The first half of the season has been inconsistent for the reigning premiers. They’ve shown glimpses of the form that’s won them the last two premierships but have also suffered several close losses, most notably against Port Adelaide and Essendon.
The loss to GWS was a surprise, and the Hawks would be hoping that the form they displayed in that match was an anomaly. Injuries to James Frawley and Brian Lake, along with multiple-week suspensions to skipper Luke Hodge and star Jordan Lewis, have also hampered the Hawks at times.
Despite missing key personnel for parts of the season, the Hawks have managed to minimise their losses, and despite sitting fourth on the ladder, have the highest percentage in the AFL. They are ranked first in the AFL for points per game, highlighting that their forward line still remains potent.
The pleasing thing for coach Alastair Clarkson would be that the Hawks are not relying on big men David Hale, Jarryd Roughead and Jon Ceglar to score – the impact has been shared between midfielders and smaller players. Luke Breust also seems to be well and truly over his goalkicking yips, having kicked 30 this year, and on track to equal his 57 from last year.
The excellent form of veteran Sam Mitchell has been a big positive, and youngsters Billy Hartung and Taylor Duryea have cemented their spots in the Hawks’ best team.
The Hawks’ depth is also the envy of the competition – Grand Final hero Will Langford has been in and out of the team, while Jonathon Simpkin, Ryan Schoenmakers, Matt Spangher, Ben McEvoy, James Sicily, Tim O’Brien, Alex Woodward, Angus Litherland and Jed Anderson – who would be walk-up starters in most other teams – are performing well for Box Hill. The Hawks showed they are more than capable of covering injuries to key players, with Schoenmakers performing admirably in Frawley’s absence.
The Hawks have lost the absolute edge that has made them the most ruthless team in the competition over the past few years. The Hawks have not performed terribly in any of their losses, but have shown lapses in concentration and skill that would have worried Clarkson.
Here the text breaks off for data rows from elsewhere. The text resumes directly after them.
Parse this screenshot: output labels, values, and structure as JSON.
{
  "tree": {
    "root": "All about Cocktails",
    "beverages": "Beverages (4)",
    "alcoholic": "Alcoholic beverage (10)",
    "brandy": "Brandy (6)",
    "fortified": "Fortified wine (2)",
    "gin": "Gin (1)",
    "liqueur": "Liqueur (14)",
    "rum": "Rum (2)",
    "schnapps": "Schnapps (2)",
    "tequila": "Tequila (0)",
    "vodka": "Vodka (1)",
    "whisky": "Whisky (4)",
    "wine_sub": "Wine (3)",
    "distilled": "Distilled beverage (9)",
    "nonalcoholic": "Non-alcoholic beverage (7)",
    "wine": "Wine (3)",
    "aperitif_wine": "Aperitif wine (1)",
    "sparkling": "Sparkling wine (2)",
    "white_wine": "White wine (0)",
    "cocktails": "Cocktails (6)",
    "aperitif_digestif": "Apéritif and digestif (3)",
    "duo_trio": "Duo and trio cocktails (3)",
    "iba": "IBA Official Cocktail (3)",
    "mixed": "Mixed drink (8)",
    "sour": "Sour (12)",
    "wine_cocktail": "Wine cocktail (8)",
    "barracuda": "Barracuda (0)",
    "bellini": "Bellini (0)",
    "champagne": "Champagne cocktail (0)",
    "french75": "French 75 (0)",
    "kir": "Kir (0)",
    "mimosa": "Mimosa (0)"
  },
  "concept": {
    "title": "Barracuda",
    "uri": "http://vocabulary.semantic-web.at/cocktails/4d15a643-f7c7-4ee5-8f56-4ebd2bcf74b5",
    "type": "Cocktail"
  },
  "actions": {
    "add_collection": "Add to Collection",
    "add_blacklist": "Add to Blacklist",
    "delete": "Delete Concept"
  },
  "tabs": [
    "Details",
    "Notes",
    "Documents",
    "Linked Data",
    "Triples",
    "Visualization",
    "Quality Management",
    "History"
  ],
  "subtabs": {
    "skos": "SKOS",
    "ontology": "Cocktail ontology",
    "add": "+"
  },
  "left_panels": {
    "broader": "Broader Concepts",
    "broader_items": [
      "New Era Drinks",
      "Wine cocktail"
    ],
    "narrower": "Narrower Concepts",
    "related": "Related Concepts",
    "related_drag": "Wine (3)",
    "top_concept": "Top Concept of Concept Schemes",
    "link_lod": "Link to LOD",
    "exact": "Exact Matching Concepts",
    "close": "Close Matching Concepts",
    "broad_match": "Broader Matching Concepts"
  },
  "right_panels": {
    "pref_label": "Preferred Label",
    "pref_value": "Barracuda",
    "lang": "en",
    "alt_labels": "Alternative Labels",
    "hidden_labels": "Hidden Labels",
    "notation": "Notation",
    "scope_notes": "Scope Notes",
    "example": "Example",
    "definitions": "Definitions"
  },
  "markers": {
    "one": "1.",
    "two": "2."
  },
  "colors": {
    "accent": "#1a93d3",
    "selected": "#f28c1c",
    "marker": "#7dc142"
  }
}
The losses to Port Adelaide and Sydney, in which they allowed themselves to fall way behind before storming back, lacked the finesse and efficiency that was a hallmark of the Hawks of the last two years. The brain fades that saw Hodge and Lewis suspended took ‘unsociable’ football too far, and have raised questions over the Hawks’ desire and hunger for another flag.
The Hawks are also ranked 12th in the league for tackles per game. While their free-flowing game style means that they are likely to lay less tackles than other more contested teams (such as Sydney and the Bulldogs), the statistic still provides an indication of the drop in pressure in the current season to date.
Where to from here?
The Hawks have a difficult run after the bye, which will go a long way to shaping the ladder at season’s end. After Saturday’s big win over Essendon, the Hawks face Collingwood, Fremantle and Sydney in succession, and then face the Tigers, Eagles and Cats in their last five matches.
It’s a tough run home, but if anyone can come out of it in good fashion, it’s Hawthorn. If the Hawks can win four out of those six matches, they will secure themselves a top four berth and will be on track for the fabled ‘three-peat’.
Four wins in a row has the Hawks gathering momentum, and looking ominous heading into the back half of the year. With no long-term injuries, the team has a clean bill of health, and plenty of reinforcements waiting in the wings.